Trouble in Untertürkheim
Soweit zum Sportlichen. So ein Derby ist aber natürlich viel mehr als nur die Tatsache, dass die Badenser das Neckarstadion traditionell ohne Punkte wieder verlassen. Es geht auch um eine Rivalität der Fans, die ich aus geographisch-biographischen Gründen vielleicht nicht so lebe, wie es andere VfB-Fans tun, die mir aber trotzdem wichtig ist. Schon allein weil es diesen Verein gibt, dessen Fans größtenteils nicht nur einen erheblichen Minderwertigkeitskomplex gegenüber meinem Lieblingsverein haben, sondern ihn geradeheraus hassen. Das drückt sich dann meistens in lautem Mimimi in den sozialen Netzwerken aus und in unlustigen bis peinlichen Spruchbändern und Aktionen im Stadion.

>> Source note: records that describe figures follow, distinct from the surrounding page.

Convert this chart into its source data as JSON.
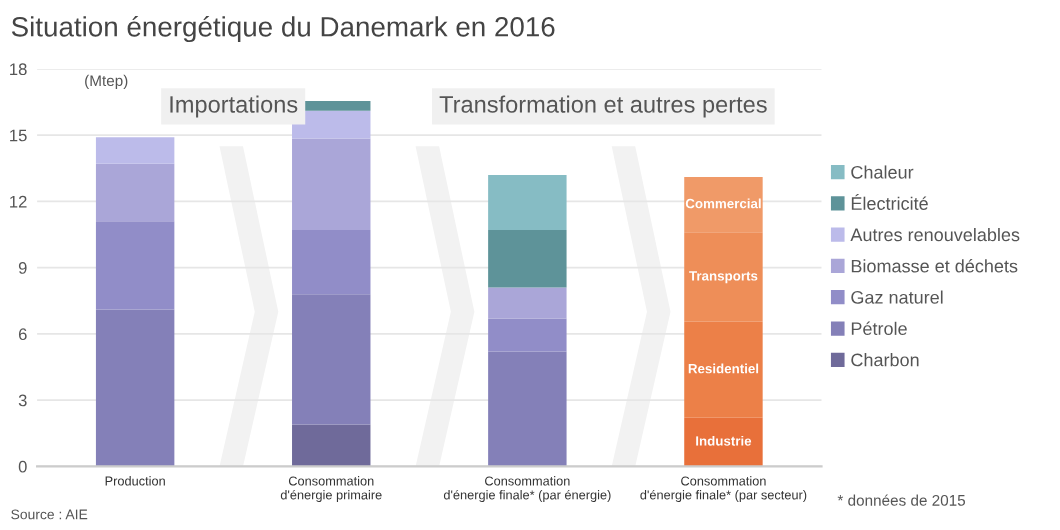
{
  "chart_data": {
    "type": "bar",
    "stacked": true,
    "title": "Situation énergétique du Danemark en 2016",
    "ylabel": "(Mtep)",
    "categories": [
      "Production",
      "Consommation\nd'énergie primaire",
      "Consommation\nd'énergie finale* (par énergie)",
      "Consommation\nd'énergie finale* (par secteur)"
    ],
    "series": [
      {
        "name": "Charbon",
        "color": "#6f6a9a",
        "values": [
          0,
          1.9,
          0,
          0
        ]
      },
      {
        "name": "Pétrole",
        "color": "#8480b8",
        "values": [
          7.1,
          5.9,
          5.2,
          0
        ]
      },
      {
        "name": "Gaz naturel",
        "color": "#918dc8",
        "values": [
          4.0,
          2.9,
          1.5,
          0
        ]
      },
      {
        "name": "Biomasse et déchets",
        "color": "#aaa6d8",
        "values": [
          2.6,
          4.15,
          1.4,
          0
        ]
      },
      {
        "name": "Autres renouvelables",
        "color": "#bcbbea",
        "values": [
          1.2,
          1.25,
          0,
          0
        ]
      },
      {
        "name": "Électricité",
        "color": "#5e9399",
        "values": [
          0,
          0.45,
          2.6,
          0
        ]
      },
      {
        "name": "Chaleur",
        "color": "#86bcc4",
        "values": [
          0,
          0,
          2.5,
          0
        ]
      },
      {
        "name": "Industrie",
        "color": "#e8703a",
        "values": [
          null,
          null,
          null,
          2.2
        ]
      },
      {
        "name": "Residentiel",
        "color": "#ec8048",
        "values": [
          null,
          null,
          null,
          4.35
        ]
      },
      {
        "name": "Transports",
        "color": "#ee8e58",
        "values": [
          null,
          null,
          null,
          4.05
        ]
      },
      {
        "name": "Commercial",
        "color": "#f09a68",
        "values": [
          null,
          null,
          null,
          2.5
        ]
      }
    ],
    "ylim": [
      0,
      18
    ],
    "yticks": [
      0,
      3,
      6,
      9,
      12,
      15,
      18
    ],
    "grid": "y",
    "legend": "right",
    "annotations": [
      "Importations",
      "Transformation et autres pertes",
      "* données de 2015",
      "Source : AIE"
    ]
  }
}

Nichtsdestotrotz braucht es für ein Derby zwei Seiten und wahrscheinlich würden alle vor diesen Spielen ein wenig langsamer am Rad drehen, wenn sie nicht nur jedes zweite Schaltjahr stattfänden. Ob die Vorkommnisse, die sich dem Vernehmen nach zwischen dem Bahnhof Untertürkheim und dem Gästeblock abspielten, dadurch verhindert worden wären, ist nach dem, was ich bis jetzt mitbekommen habe, zweifelhaft. Dazu gleich vorab: Ich war nicht dabei, kann also nur die Quellen interpretieren, die mir online zur Verfügung stehen.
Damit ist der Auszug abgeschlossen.